With practiced care born from Filis's memories, Hayazaki secured the child on his back. The toxic fog curled around them as they began their ascent through the Rim's levels, following the safest paths that Filis had mapped over years of survival.
"Are they dead?" The child's voice was barely a whisper against his shoulder. "The bad men?"
Hayazaki smiled, though the child couldn't see it. "No, they're not dead. The poison I used is strong enough to knock them down, but not to kill them." He adjusted his grip carefully as they crossed a narrow beam. "Killing is bad."
He felt the child studying him - this strange Malara who spoke of mercy, whose poison could disable without killing, who smiled while discussing such things.

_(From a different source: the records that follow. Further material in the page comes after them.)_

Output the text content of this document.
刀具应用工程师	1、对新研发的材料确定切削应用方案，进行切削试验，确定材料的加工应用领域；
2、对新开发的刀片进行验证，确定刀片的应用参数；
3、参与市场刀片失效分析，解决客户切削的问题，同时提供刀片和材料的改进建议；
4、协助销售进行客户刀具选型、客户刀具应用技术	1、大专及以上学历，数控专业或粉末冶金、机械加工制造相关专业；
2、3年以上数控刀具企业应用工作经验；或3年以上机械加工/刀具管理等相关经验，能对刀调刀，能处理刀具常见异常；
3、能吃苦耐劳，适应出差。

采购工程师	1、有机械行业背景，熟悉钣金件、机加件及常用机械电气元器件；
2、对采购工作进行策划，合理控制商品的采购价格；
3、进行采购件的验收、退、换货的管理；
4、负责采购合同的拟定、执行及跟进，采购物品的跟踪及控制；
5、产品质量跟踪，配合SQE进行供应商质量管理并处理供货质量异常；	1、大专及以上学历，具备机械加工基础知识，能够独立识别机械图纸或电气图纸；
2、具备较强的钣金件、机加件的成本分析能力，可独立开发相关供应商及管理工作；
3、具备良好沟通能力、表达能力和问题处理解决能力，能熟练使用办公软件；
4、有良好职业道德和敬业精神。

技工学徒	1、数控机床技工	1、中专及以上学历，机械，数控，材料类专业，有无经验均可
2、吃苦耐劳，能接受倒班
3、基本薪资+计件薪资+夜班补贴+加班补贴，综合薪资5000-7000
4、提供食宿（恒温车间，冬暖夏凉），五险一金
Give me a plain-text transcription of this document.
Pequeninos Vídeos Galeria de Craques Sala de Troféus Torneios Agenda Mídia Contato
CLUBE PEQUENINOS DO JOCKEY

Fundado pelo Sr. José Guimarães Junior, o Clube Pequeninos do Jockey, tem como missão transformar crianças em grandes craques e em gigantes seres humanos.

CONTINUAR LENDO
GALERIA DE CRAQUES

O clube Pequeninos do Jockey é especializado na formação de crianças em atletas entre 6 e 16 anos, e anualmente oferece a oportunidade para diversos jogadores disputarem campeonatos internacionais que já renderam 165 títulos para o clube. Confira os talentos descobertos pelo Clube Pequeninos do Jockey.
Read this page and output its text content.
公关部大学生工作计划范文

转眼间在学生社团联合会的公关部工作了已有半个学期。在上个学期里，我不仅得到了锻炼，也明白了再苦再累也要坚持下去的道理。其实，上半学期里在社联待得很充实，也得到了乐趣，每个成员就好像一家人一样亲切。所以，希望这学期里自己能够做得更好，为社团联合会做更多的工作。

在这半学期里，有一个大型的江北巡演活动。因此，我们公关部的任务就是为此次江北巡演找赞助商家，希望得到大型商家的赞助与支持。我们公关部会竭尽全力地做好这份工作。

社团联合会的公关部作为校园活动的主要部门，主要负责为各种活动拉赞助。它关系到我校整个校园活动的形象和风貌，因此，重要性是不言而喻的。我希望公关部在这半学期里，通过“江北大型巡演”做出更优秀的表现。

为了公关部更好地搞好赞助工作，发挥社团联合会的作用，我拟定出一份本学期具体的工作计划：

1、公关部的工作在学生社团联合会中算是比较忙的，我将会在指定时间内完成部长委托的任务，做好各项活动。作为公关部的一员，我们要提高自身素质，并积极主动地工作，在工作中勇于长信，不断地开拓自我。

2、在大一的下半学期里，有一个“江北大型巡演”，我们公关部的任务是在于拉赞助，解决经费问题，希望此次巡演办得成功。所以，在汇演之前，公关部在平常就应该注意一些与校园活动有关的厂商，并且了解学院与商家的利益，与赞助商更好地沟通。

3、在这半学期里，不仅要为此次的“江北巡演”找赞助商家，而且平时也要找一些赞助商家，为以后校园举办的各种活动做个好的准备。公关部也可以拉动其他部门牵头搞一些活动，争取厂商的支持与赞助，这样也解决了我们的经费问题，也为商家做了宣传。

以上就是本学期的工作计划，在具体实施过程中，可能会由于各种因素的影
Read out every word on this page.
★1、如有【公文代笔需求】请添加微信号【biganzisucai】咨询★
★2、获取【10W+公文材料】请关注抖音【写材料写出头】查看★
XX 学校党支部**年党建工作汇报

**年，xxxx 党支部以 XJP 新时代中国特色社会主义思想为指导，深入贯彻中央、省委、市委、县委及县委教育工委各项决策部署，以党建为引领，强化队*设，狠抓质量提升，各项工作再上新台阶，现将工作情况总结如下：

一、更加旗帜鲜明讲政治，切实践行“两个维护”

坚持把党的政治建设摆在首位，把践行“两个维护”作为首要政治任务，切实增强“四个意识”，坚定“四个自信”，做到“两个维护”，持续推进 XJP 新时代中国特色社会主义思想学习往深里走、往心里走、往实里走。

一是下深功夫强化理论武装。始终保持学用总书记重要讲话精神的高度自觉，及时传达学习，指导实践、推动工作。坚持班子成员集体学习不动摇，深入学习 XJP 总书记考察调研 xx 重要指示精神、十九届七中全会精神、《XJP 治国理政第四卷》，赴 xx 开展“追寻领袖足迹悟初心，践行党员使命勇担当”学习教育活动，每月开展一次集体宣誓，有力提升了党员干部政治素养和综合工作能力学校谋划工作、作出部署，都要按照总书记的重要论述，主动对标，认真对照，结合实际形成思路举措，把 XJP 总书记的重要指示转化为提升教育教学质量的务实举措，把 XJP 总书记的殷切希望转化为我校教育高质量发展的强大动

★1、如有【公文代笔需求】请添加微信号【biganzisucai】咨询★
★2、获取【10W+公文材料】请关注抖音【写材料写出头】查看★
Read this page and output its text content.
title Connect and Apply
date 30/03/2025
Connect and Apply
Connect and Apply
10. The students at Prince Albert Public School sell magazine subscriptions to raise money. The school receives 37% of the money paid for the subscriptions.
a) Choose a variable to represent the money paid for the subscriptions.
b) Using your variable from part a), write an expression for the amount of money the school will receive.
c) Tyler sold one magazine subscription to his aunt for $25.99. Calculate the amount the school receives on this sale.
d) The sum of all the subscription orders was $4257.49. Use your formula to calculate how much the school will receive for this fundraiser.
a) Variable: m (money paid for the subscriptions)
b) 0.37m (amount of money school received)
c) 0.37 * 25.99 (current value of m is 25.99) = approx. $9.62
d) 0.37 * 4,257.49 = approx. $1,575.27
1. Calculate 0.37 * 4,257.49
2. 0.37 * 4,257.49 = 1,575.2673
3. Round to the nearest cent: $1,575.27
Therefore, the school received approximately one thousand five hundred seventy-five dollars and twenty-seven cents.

It was so different from everything the child knew of the Rim, where survival usually meant dealing death.
His Axis terminal pulsed in his peripheral vision, indicating several level gains. The system, it seemed, rewarded protection as much as combat. But Hayazaki barely noticed, focused instead on choosing secure footholds as they climbed higher, away from the worst of the toxic zones.
"My name is Min," the child offered suddenly, their small hands tightening slightly on his shoulders.
Hayazaki felt something warm bloom in his chest - not the toxic chemistry of his Malara body, but something more human. Something Filis hadn't felt in a very long time.